Orsulak and others who work with unhoused individuals say there isn’t an accurate way to calculate the vaccination rate among people experiencing homelessness, because the point-in-time count is likely an underestimate and the dose total doesn’t include people who got vaccines in locations not tracked by the county.
But they expect there are large numbers of unhoused people who haven’t gotten the shot, either because they don’t know where to find it or because they oppose vaccination.
“One of [the barriers] is access,” Orsulak said. “But the other, which is harder to address in a programmatic fashion, is just long-term distrust of the government and medical system.”
She says it’s important for providers to be willing to spend long stretches of time hearing out peoples’ concerns and giving them accurate information.
Deago Williams said he contracted COVID-19 while living on the streets last year. He says he’s not interested in taking the vaccine because he’s concerned about safety.
“Why would the FDA approve medicine for an outbreak real quick like that?” he said. “And it’s supposed to stop you from getting this COVID? Come on, no way.”

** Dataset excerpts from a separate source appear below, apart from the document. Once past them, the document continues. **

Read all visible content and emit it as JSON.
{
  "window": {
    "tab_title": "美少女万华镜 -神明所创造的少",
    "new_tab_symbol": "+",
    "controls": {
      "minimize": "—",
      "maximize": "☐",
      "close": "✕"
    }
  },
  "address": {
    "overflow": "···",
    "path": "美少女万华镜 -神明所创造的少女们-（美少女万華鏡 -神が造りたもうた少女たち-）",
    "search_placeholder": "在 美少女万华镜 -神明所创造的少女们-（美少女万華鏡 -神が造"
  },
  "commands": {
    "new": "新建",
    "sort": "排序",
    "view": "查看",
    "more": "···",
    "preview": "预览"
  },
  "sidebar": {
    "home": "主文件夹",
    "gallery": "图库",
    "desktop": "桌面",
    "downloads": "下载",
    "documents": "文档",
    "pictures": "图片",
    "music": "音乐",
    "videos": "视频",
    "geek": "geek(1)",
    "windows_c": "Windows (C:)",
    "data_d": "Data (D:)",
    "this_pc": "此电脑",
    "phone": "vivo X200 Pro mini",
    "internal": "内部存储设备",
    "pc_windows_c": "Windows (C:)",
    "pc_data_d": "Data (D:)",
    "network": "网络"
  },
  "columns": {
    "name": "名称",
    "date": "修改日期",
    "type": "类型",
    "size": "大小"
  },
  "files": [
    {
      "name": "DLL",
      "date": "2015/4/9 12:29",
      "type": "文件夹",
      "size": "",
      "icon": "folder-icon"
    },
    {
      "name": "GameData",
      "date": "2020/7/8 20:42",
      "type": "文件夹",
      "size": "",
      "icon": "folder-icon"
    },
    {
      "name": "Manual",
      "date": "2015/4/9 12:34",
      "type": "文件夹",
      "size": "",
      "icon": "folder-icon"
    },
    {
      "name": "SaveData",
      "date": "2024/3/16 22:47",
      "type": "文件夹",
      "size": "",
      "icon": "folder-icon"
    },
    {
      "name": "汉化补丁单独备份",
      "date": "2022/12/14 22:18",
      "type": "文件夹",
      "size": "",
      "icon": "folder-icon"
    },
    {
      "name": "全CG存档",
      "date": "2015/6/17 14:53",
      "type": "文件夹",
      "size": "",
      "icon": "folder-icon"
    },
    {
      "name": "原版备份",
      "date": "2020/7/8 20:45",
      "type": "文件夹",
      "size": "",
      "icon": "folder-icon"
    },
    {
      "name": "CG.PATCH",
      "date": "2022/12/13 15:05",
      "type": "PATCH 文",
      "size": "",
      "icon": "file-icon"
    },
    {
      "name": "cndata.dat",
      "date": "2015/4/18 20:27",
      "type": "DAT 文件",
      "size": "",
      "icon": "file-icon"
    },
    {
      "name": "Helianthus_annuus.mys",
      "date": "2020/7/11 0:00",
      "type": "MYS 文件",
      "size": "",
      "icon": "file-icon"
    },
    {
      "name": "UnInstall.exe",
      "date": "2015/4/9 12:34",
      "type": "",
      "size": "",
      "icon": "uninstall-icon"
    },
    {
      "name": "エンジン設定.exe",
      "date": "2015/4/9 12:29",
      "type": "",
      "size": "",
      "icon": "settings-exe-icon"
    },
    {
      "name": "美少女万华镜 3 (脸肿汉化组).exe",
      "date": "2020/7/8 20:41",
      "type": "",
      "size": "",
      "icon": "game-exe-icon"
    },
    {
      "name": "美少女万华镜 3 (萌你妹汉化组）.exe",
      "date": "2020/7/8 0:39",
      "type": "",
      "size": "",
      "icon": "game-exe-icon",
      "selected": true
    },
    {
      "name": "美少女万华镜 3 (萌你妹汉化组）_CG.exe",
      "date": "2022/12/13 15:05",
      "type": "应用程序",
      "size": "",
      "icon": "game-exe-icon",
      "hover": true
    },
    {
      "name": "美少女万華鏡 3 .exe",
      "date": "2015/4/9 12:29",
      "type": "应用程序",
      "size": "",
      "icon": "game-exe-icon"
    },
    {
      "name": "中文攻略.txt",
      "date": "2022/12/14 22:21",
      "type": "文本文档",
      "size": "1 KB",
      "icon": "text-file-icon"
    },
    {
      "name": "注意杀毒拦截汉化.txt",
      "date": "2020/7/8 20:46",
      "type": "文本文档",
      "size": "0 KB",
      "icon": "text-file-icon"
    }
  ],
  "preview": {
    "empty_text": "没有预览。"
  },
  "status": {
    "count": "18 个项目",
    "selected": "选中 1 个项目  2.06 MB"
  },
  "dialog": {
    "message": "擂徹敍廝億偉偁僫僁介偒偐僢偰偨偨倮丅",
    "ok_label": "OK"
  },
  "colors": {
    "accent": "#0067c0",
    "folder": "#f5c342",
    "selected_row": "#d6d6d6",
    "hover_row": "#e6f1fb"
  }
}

Multiple major health organizations have confirmed that the vaccine is safe and effective.
Earlier this month the city of Sacramento approved a plan to create multiple sanctioned sites where unhoused people can legally camp.
Joseph Smith, the Loaves and Fishes advocacy director says the city’s new plan could be a boon to the immunization effort.
“Maybe more people’ll be willing to get the vaccine if they know they have a place to stay for a while to get over any side effects they may have,” he said.
For now, Loaves and Fishes homeless resource center is running vaccine clinics twice a week, and outreach teams are going to camps to offer the shots. Advocates are giving out care kits containing ice packs, deodorant and snacks to help people recuperate if they don’t feel well after getting vaccinated.
And the county is partnering with nonprofit groups to hire “vaccine ambassadors” to do vaccine education at shelters and camps.
“We just need to continue to build trust, build those relationships and have those conversations,” said Liz Gomez, human services program planner for the county. “It’s just taken time.”
Kristie Cox has been unhoused for more than a decade. She says she tries to keep her distance from others to protect herself, and that she took the COVID-19 vaccine without hesitation.
“It was alright, it didn’t hurt too bad,” she said. “Don’t be scared, just get it.”